Daily Scrum (standup)

The daily scrum is when team members get together and cover three points each:

  • What did I do yesterday?
  • What am I planning to do today?
  • What obstacles do I have, if any, which might prevent the timely completion of my work?

The daily scrum is called stand-up because in co-located teams, the idea is that standing for longer than 15 minutes is fatiguing. The scrum team is ideally sized at 7 people ± 2. With that in consideration, each member should spend less than two minutes on these three points. In smaller teams, standups should be even shorter than 15 minutes, rather than team members talking for longer. Standup is the ideal point to eliminate obstacles that team members are facing and connect team members with each other to facilitate collaborative problem solving.

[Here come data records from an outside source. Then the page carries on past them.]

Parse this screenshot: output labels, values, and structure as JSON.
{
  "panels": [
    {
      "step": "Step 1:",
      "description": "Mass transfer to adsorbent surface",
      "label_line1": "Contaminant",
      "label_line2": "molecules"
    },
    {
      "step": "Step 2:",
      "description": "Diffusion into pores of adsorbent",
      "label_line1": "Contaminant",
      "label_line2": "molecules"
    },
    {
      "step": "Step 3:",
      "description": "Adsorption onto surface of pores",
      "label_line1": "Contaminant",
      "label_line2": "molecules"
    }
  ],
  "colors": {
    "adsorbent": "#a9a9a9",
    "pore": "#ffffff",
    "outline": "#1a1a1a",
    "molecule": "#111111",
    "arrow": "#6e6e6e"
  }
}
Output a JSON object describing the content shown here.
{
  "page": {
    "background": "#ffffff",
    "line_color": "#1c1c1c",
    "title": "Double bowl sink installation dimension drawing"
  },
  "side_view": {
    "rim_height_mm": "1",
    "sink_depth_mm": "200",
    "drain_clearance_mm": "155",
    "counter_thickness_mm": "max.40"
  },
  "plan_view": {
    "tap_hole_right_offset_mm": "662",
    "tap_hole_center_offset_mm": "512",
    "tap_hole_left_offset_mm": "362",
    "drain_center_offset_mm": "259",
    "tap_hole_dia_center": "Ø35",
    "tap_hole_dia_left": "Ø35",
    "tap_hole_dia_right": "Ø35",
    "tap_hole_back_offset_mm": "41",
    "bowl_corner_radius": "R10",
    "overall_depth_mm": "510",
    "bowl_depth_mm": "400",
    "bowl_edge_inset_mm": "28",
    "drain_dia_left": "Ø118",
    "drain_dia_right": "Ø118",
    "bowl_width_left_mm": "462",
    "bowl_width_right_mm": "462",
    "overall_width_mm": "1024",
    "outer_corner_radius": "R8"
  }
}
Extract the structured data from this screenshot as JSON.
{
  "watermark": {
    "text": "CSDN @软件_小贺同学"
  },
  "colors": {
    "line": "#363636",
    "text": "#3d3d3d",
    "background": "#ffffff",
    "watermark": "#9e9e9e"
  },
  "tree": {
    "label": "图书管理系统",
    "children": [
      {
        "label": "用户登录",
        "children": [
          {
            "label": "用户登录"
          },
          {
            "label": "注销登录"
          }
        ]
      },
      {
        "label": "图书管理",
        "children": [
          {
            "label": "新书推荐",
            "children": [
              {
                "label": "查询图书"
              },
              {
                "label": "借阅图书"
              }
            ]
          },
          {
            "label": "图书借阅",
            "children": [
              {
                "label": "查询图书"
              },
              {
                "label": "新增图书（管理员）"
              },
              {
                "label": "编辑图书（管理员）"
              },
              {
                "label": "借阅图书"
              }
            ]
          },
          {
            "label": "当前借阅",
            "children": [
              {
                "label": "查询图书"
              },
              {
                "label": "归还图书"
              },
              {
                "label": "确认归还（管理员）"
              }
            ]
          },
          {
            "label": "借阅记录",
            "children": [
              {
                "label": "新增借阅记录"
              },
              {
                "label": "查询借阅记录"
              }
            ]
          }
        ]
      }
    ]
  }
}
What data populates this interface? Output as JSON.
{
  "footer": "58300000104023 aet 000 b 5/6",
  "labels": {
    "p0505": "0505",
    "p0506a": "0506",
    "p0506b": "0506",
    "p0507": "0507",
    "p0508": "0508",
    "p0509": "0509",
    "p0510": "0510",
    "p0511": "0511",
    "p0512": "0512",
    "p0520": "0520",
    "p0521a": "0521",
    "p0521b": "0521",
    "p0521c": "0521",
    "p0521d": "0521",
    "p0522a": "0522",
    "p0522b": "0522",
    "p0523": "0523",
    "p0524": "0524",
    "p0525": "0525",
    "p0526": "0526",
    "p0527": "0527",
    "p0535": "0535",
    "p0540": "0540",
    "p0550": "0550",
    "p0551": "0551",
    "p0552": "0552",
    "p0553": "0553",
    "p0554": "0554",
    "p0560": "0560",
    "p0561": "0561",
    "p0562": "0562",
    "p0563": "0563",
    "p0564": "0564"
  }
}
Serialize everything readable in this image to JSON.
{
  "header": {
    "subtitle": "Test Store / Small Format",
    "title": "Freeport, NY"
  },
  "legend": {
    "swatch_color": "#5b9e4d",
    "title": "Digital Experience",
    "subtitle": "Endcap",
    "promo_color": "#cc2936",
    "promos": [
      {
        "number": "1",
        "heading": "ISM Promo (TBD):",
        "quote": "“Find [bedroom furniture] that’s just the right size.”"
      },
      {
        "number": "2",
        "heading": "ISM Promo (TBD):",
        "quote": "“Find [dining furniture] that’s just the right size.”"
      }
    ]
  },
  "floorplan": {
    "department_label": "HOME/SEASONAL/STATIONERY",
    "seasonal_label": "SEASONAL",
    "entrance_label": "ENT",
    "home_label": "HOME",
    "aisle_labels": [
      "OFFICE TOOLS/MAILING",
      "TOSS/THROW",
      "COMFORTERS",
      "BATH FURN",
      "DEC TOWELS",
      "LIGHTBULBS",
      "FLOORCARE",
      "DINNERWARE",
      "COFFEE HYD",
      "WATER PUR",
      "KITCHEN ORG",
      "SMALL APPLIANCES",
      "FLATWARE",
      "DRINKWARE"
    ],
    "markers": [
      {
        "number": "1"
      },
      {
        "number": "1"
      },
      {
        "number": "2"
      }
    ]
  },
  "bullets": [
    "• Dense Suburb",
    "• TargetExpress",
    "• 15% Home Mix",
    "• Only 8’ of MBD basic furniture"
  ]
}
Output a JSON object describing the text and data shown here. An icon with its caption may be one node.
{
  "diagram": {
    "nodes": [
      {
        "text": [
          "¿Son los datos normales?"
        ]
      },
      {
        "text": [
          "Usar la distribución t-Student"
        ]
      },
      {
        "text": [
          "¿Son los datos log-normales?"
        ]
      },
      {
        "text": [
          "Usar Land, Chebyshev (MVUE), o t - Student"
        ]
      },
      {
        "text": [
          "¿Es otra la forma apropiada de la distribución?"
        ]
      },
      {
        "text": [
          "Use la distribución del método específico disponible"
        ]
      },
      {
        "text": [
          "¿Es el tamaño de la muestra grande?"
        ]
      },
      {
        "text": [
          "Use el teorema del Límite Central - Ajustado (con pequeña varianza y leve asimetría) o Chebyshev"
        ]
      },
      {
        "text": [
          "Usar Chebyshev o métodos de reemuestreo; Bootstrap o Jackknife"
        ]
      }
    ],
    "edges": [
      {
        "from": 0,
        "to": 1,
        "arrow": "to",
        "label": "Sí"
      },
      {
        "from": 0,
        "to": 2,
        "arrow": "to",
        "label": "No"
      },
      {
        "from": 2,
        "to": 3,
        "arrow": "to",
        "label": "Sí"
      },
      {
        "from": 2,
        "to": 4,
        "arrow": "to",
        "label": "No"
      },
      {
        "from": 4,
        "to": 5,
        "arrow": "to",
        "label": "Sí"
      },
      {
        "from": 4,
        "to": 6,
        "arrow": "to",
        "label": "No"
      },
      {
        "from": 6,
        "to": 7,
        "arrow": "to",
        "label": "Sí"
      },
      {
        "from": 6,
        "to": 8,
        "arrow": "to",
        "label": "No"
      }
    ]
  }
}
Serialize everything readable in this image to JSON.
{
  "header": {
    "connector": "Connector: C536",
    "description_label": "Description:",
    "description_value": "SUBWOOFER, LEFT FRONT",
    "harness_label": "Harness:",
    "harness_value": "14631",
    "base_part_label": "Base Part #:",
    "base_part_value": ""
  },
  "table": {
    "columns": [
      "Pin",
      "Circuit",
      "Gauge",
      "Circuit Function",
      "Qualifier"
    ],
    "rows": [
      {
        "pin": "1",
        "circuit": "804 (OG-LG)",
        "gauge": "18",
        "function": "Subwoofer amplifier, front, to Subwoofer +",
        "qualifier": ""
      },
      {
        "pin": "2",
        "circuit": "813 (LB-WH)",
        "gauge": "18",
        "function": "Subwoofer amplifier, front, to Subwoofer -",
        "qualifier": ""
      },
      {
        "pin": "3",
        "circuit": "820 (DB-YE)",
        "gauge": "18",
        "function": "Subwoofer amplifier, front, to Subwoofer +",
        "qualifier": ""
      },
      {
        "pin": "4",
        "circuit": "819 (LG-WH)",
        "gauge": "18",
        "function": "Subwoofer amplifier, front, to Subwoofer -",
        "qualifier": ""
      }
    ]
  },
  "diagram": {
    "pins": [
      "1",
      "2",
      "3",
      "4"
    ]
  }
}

The scrum master’s primary role is centered around the daily scrum. The scrum master facilitates standup by queuing up team members to speak. When a team member starts going into too great of detail on any given topic, the scrum master should politely interrupt to keep the meeting focused on the three standup questions. After each person has responded to the three questions the standup should end. During their individual reports, team members can make plans to have follow-up meetings after the standup ends. Team members may or may not want to have smaller meetings to go more in detail on a topic. If they don't, they may leave to go back to work. This avoids time spent in meetings which don't directly affect individuals, giving them more time to work on their primary responsibilities.

Sprint Review

Sprint review happens directly following the end of the sprint. During the sprint review, the team looks at the work that was completed during the sprint as well as their velocity. This is the time for the team to identify if they accomplished everything they had committed to during the last sprint planning meaning. If the team has accomplished significantly more or less than expected, save the conversation about why that happened for the retrospective. Sprint review Then, that information can be taken into consideration when deciding how much work to take on in the next sprint planning meeting.

Sprint Retrospective

The sprint retrospective is one of the more unique features of scrum as opposed to other frameworks. Retrospective is a time for the team to identify what worked well and what didn't work well in the last sprint. There are a number of conceptual frameworks by which retrospectives can be run. Let me know in a comment if you are interested in reading more about different frameworks for retrospectives. In my favorite method (LLLI), every team member as well as the product owner should answer the following questions:

  • Liked - What did you like?
  • Learned - What did you learn?
  • Lacked - What did you lack?
  • Improvement - What's a way you could improve

This is the principal way in which a scrum team can practice the final agile principle, Regular reflections on how to become more effective. This is the secret weapon of scrum to help teams practice kaizen, seeking for continuous improvement. When team members have the support, trust, and motivation that the fifth agile principle references, retrospectives can be a powerful vehicle for team growth and professional development.

Supporting developers

By clearly defining roles, interactions between the various people involved in the development process can be optimized. For the most part, and product owner and scrum master are the channels through which the team can interact with stakeholders. By providing a clear process and points of contact for people outside of the team, team members themselves are provided with a great gift — long periods of uninterrupted development time. The American Montessori Association explains the value of uninterrupted work periods. While it’s meant in the context of children, it may also be applicable to adults.

[An] uninterrupted work period is vitally important, as that is when the building of coordination, concentration, independence and order, and the assimilation of information are able to occur.